Como primeiro chefe de Estado estrangeiro a visitar o Japão após a catástrofe de 11 de março, o presidente francês, Nicolas Sarkozy, exigiu nesta quinta-feira (31/03) em Tóquio padrões internacionais de segurança para as usinas nucleares.
Sarkozy sugeriu ainda a realização de uma conferência internacional sobre o tema, que deverá reunir as 20 principais economias do mundo (G20) em Paris, em maio próximo. Com 80% da energia produzida em seu país por usinas nucleares, Sarkozy tem bons motivos para tratar da questão.
Logo após a catástrofe nuclear em Fukushima, o presidente francês deixou claro que uma desistência da energia nuclear estaria fora de cogitação em seu país. Afinal, os reatores franceses seriam os mais seguros do mundo, assegurou Sarkozy. E o ministro francês da Indústria, Eric Besson, completou: os franceses terão que enfiar a mão mais fundo no bolso caso o país venha a produzir menos energia nuclear.

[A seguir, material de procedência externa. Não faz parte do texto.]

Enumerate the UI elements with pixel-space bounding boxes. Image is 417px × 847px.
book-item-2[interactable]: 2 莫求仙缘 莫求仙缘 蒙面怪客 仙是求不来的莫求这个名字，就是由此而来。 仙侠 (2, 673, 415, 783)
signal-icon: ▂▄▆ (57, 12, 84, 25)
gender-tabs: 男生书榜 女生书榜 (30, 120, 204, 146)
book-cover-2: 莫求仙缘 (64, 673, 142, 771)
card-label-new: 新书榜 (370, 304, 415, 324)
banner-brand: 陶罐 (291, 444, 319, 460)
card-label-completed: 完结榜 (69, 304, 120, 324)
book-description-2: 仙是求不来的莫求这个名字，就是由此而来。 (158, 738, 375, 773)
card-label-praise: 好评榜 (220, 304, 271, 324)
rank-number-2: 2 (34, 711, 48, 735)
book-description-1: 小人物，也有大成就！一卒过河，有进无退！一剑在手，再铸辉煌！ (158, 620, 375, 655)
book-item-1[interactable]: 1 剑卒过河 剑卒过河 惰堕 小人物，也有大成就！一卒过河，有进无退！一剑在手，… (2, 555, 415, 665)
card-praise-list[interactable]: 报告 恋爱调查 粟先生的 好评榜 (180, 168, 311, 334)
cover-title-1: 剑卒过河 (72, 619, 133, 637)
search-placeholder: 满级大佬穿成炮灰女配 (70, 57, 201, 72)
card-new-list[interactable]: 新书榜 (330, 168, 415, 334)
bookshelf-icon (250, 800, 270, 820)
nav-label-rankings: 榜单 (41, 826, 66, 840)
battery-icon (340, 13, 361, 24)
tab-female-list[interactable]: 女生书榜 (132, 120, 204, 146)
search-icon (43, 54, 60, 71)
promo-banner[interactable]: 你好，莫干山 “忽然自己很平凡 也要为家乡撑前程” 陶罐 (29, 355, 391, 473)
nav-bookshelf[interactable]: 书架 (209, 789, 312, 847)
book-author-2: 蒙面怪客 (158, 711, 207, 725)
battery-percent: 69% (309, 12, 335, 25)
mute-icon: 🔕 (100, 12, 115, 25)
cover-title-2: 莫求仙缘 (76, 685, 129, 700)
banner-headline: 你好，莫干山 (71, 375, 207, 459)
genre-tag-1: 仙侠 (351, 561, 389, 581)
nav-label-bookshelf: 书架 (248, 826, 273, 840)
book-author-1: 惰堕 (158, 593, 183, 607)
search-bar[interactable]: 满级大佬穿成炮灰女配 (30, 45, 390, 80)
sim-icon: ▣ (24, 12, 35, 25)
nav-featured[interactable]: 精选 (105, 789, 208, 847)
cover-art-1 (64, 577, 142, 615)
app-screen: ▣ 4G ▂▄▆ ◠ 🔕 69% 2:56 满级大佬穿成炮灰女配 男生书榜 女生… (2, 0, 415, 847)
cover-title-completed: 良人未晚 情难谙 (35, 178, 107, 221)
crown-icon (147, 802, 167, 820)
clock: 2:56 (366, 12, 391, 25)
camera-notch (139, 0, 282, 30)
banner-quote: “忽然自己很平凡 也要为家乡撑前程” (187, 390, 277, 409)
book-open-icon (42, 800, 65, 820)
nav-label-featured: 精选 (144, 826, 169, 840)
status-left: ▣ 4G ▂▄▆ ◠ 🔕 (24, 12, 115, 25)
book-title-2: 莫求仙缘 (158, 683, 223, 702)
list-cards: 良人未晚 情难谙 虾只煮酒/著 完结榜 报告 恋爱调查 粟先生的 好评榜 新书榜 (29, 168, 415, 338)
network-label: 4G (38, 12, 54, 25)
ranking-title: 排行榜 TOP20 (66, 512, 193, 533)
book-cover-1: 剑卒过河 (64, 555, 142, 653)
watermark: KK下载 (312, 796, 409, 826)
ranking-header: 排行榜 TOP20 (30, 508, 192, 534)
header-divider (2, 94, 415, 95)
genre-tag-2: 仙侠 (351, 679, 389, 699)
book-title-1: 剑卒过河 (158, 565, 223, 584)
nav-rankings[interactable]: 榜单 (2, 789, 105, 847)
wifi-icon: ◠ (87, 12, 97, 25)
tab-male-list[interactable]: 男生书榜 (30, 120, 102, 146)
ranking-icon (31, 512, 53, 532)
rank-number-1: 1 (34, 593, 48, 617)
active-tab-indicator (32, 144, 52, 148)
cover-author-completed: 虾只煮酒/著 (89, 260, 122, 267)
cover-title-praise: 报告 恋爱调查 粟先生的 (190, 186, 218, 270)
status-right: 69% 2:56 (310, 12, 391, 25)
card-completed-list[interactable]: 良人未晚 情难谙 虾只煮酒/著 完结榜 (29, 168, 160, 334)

Pouco antes, os verdes franceses haviam proposto um referendo para decidir sobre a desistência nuclear – uma novidade na França, onde a Areva, maior empresa local de energia nuclear, com participação majoritária estatal, é quase intocável.
"Na França, tivemos a sorte de realizar a maior parte do programa nuclear numa época em que a opinião pública queria reagir à crise do petróleo", disse Bertrand Barré, que foi diretor de comunicação científica na central parisiense da Areva e hoje é conselheiro da empresa.
Segundo o ex-diretor da Areva, entre 1974 e 2000 o programa nuclear francês teve o objetivo de produzir energia independentemente do petróleo. Havia um grande consenso em torno disso, afirmou. "E como a energia nuclear funcionava bem, como não existiam dramas, as pessoas se acostumaram."
Eles se reuniram em torno da sigla Criirad – Comissão de Pesquisa e Informação Independentes sobre a Radioatividade, na sigla em francês. O físico Roland Desbordes dirige esse centro de pesquisa e informação independente e único na França.
Segurando uma amostra de 40 gramas de terra, ele afirma que até hoje se pode comprovar a presença da radiação de Tchernobyl no país. "Isso aqui é césio 137", diz Desbordes, apontando para a amostra, "com uma meia-vida de 30 anos, como detectamos em laboratório. Depois de 25 anos, sua atividade não diminuiu nem pela metade. Ainda contém cerca de 60% da radioatividade de 25 anos atrás".
Cidadãos nunca foram consultados
Em Lyon, terceira maior cidade da França, está a central de Sortir du Nucléaire (sair do nuclear), uma rede que reúne quase 900 associações em todo o país. Todas dividem o mesmo objetivo: a desistência da energia nuclear. Elas exigem que os 16 reatores franceses mais antigos, ou seja, aqueles com mais de 30 anos de funcionamento, sejam desativados.
O vice-coordenador do grupo, Xavier Rabilloud, aponta para o mapa de um país abarrotado de usinas nucleares, em funcionamento ou desligadas, com depósitos de lixo nuclear, minas de urânio, instalações de processamento, reatores de pesquisa e instalações militares nucleares, bem como portos para submarinos nucleares ou o porta-aviões nuclear Charles De Gaulle.
"É realmente verdade que o setor nuclear na França se encontra completamente fora da zona de influência democrática", constata Rabilloud. "É preciso que se saiba que os cidadãos franceses jamais foram consultados sobre o programa nuclear, nem de forma direta tampouco através de seus deputados."
Extensão de vida útil para 40 anos
O bloco 1 da central nuclear em Tricastin, no Ródano, teve sua vida útil prolongada para 40 anos em dezembro de 2010 – foi o primeiro caso do tipo na França. Atualmente, uma prorrogação da vida útil de todos os reatores franceses para 50 anos está em discussão entre a Areva e as autoridades de segurança nuclear.
E isso levando em conta que a França produz mais energia do que precisa, diz Rabilloud. A indústria nuclear, por outro lado, vê a situação de forma diferente: quando as usinas alemãs forem desativadas, os nossos vizinhos precisarão de mais energia – que será fornecida por nós. Ou seja, um negócio lucrativo.